How do they know?
How much do dogs understand that we cannot fathom?
Donna spent most of last week under the care of some wonderful nurses, doctors, and support staff at Langley Memorial Hospital.
Sam and Pippin were lost without her. The first couple of days, every time I came home, they ran to the gate, as they always do… only to be disappointed that their Mom wasn’t there, just a little slower to get out of the car.
After the first couple of times, Sam began to cry every time she wasn’t there, and I’d have to hug him and tell him it was going to be all right, that Mom would come home soon. But not right now.
He’d settle down, but sink into a kind of despondency for a an hour or so.
You can’t explain things properly to a dog. Even if children don’t understand what’s going on, you can at least explain to them, and whether or not they accept it, they can know that Mom will be back.
Sam couldn’t understand, and he couldn’t know.
But he did allow me to throw his duck for him. And every time we were done, he left the duck at the gate… for Donna.
I’m pretty sure Pippin thought that I’d murdered Donna and dumped her body.
Or at the very least, that I had lost her and simply wasn’t searching hard enough.
His looks were very accusatory.
Every time I left home to visit Donna at the hospital, I was snubbed.

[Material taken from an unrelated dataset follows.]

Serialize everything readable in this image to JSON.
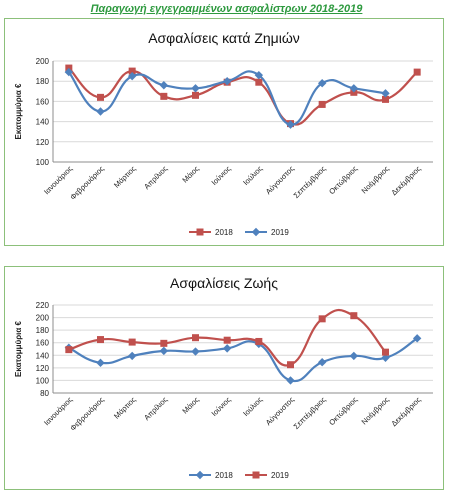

They wouldn’t even take their traditional “bye-bye bones.”
Until the day Donna came home.
They were back to their jovial selves, eagerly and expectantly seeing me out the door.
I didn’t even know for sure that she was going to be released… but they knew.
When I returned with Donna, we were both concerned that they would explode with joy – which they would routinely do any time either of us returned after an hour or two away.
I made several preparations, erecting barriers and limiting access to ensure that they did not do their still-fragile Mom an injury.
And they didn’t.
They just didn’t.
They were as overjoyed as expected.
And yet they remained uncharacteristically reserved and gentle.
They may not understand us all the time, but there is something going on in those brains of theirs that we shall never fully comprehend.